Collecting like terms and simplifying,
r(q) = { p[b - c/2) - (b - c)] + b - c - pb }q + pb
This is a line, and the part in the curly brackets is the slope.So, simplifying the part in the curly brackets, we have
slope = { p[b - c/2) - (b - c)] + b - c - pb } = { c/2 * p -pb + b - c} = { p (c/2 - b) + b - c }
It's important to note that c/2 - b is negative (follows from b > c > c/2. So the term p (c/2 - b) in the last formula above is negative.

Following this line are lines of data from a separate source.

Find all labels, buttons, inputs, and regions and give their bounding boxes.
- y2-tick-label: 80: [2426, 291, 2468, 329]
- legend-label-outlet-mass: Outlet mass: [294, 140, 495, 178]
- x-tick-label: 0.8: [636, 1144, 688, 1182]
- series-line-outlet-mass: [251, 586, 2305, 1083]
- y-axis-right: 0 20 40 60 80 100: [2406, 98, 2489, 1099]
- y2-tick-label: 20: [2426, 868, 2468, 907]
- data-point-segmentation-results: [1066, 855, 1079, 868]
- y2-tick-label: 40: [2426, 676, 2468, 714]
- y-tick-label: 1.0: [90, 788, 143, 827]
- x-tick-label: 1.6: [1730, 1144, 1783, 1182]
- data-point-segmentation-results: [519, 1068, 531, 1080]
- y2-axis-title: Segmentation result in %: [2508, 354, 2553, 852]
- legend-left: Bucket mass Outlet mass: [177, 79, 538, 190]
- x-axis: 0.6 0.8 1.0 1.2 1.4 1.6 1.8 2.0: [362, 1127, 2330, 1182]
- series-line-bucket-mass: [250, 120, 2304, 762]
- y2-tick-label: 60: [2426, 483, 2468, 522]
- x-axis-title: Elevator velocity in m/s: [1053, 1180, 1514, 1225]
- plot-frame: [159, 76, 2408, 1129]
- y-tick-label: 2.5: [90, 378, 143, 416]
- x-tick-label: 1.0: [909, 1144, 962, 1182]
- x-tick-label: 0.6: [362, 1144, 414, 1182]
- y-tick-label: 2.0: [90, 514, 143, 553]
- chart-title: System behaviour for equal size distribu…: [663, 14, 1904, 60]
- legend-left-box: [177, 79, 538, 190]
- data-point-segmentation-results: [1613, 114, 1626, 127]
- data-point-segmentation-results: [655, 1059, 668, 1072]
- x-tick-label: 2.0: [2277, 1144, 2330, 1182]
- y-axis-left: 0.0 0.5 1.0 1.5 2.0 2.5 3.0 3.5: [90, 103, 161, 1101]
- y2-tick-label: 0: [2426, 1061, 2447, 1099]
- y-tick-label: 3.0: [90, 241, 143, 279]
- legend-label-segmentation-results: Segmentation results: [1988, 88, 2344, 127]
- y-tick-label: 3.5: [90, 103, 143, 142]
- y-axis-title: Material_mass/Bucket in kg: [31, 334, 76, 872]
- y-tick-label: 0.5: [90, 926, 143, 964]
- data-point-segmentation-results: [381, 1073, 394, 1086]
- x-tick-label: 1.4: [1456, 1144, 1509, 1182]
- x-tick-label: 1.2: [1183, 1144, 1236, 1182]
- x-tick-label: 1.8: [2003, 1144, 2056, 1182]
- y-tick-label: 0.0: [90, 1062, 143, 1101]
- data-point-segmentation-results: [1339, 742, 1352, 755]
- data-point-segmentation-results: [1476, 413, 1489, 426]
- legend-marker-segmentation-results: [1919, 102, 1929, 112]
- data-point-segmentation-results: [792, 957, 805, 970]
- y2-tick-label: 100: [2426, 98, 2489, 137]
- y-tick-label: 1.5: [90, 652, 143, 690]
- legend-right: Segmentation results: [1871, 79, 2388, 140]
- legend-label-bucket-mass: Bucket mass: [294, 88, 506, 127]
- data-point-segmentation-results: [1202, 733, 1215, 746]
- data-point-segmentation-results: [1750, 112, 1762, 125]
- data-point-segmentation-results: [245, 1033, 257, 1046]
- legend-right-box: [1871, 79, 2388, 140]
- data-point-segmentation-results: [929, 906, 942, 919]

(a) (i) if p < (b - c) / (b - c/2), then | p (c/2 - b) | < b - c, so the slope is positive. The graph of r(q) is line segment with positive slope, so it is maximized at the right-hand endpoint of domain, i.e., when q = 1. But that means A always cooperates.
(ii) if p > (b - c) / (b - c/2), then | p (c/2 - b) | > b - c, so the slope is negative. (Remember that p (c/2 - b) is negative.) In this case the graph of r(q) is a line segment with negative slope and is maximized at the left-hand endpoint of domain, i.e., when q =0. But that means A always defects.
(b) In the case that p=q, we substitute p for q:
r(p) = { p (c/2 - b) + b - c }p + pb = { p (c/2 - b) + b - c + b } p. Now notice that the part in the curly brackets is equal to (b - c/2)(2 - p), so r(p) = (b - c/2)(2 - p)p
Using the product rule, r'(p) = (b - c/2) (-1)p + (b - c/2)(2-p)1 = (b - c/2)(1-p). If b > c/2, then r(p) is increasing on [0,1) and is therefore maximized when p = 1.
(c) If b < c/2, then r'(p) is negative on [0, 1) and so r(p) is decreasing. In this case r is maximized when p = 0. The reason for different outcomes boils down to increasing versus decreasing.